Malicious ActiveX control can read, modify, or delete any file on your computer, or insert a virus into your system.

Should you disable ActiveX, Java and JavaScript? Empirically, there's no evidence—as yet—that anyone has suffered serious losses of data or privacy because of these features. But, they introduce new possibilities for attack and intrusion. Here, then, are some preliminary thoughts on controlling them.

  • Choose Help | About Internet Explorer or Help | About Netscape to verify the version you're using. If you're still using Internet Explorer 3.0 or any version of Netscape 2.0, upgrade to the latest version.
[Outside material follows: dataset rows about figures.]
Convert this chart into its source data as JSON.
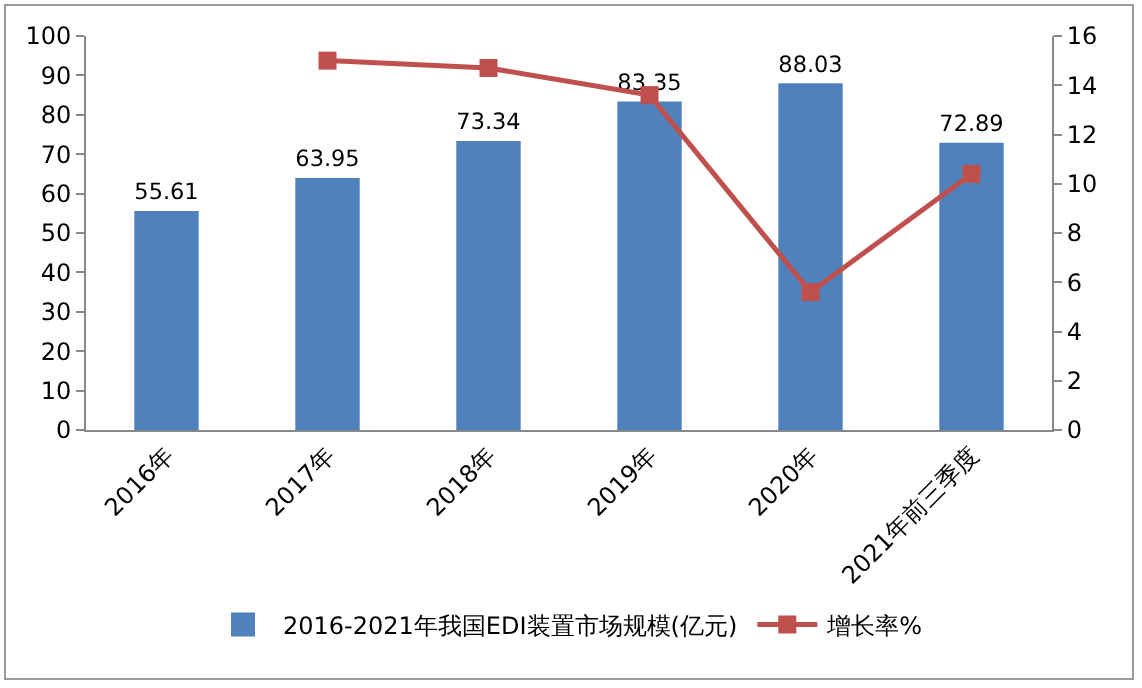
{
  "chart_data": {
    "type": "bar",
    "categories": [
      "2016年",
      "2017年",
      "2018年",
      "2019年",
      "2020年",
      "2021年前三季度"
    ],
    "series": [
      {
        "name": "2016-2021年我国EDI装置市场规模(亿元)",
        "color": "#4f81bd",
        "values": [
          55.61,
          63.95,
          73.34,
          83.35,
          88.03,
          72.89
        ],
        "value_labels": [
          "55.61",
          "63.95",
          "73.34",
          "83.35",
          "88.03",
          "72.89"
        ]
      },
      {
        "name": "增长率%",
        "type": "line",
        "axis": "y2",
        "color": "#c0504d",
        "values": [
          null,
          15.0,
          14.7,
          13.6,
          5.6,
          10.4
        ]
      }
    ],
    "ylim": [
      0,
      100
    ],
    "yticks": [
      0,
      10,
      20,
      30,
      40,
      50,
      60,
      70,
      80,
      90,
      100
    ],
    "y2lim": [
      0,
      16
    ],
    "y2ticks": [
      0,
      2,
      4,
      6,
      8,
      10,
      12,
      14,
      16
    ],
    "marker": "square",
    "grid": false,
    "legend": "bottom"
  }
}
  • Avoid beta versions of any Web browser. Besides the obvious risk that these untested programs might crash your system, they also might contain security flaws.

  • If you're using Netscape 3.0, choose Options Security Preferences, click the General tab, and enable the Submitting a Form Insecurely option. Then Netscape will display a confirmation box before sending e-mail, so you can prevent an e-mail message from being sent without your knowledge.

  • As JavaSoft's documentation suggests , you "must be wary of executing any code that comes from untrusted sources." Use Netscape's new Communicator to set preferences allowing you to authenticate Java applets. If you're using Microsoft Internet Explorer 3.0, set the security level to High. This ensures no active content is downloaded without your approval. To set the safety level to High: Choose View Options, and click the Security tab. From the Active Content area, click the Safety Level button, click High, and then click OK until you see Internet Explorer again.

  • To disable Java, JavaScript, or both: From the Options menu, choose Network Preferences, click the Languages tab, deselect the Enable Java and Enable JavaScript check boxes, and click OK.

  • To disable Java, JavaScript, and ActiveX in Internet Explorer 3.0: Choose View Options and click the Security tab and deselect all options from the Active Content area.

As each revelation of Java, JavaScript and ActiveX flaws becomes known, vendors promptly develop and release fixes. The challenge then is to be aware of these flaws and their fixes. Of course, you should start by exploring Microsoft, Sun and Netscape. Also, surf on over to Princeton University, RST Corporation, Open Software Foundation, and Halcyon. You also might want to examine the FAQs at MIT, Sun, and PenceLand. Well there, that should get you started.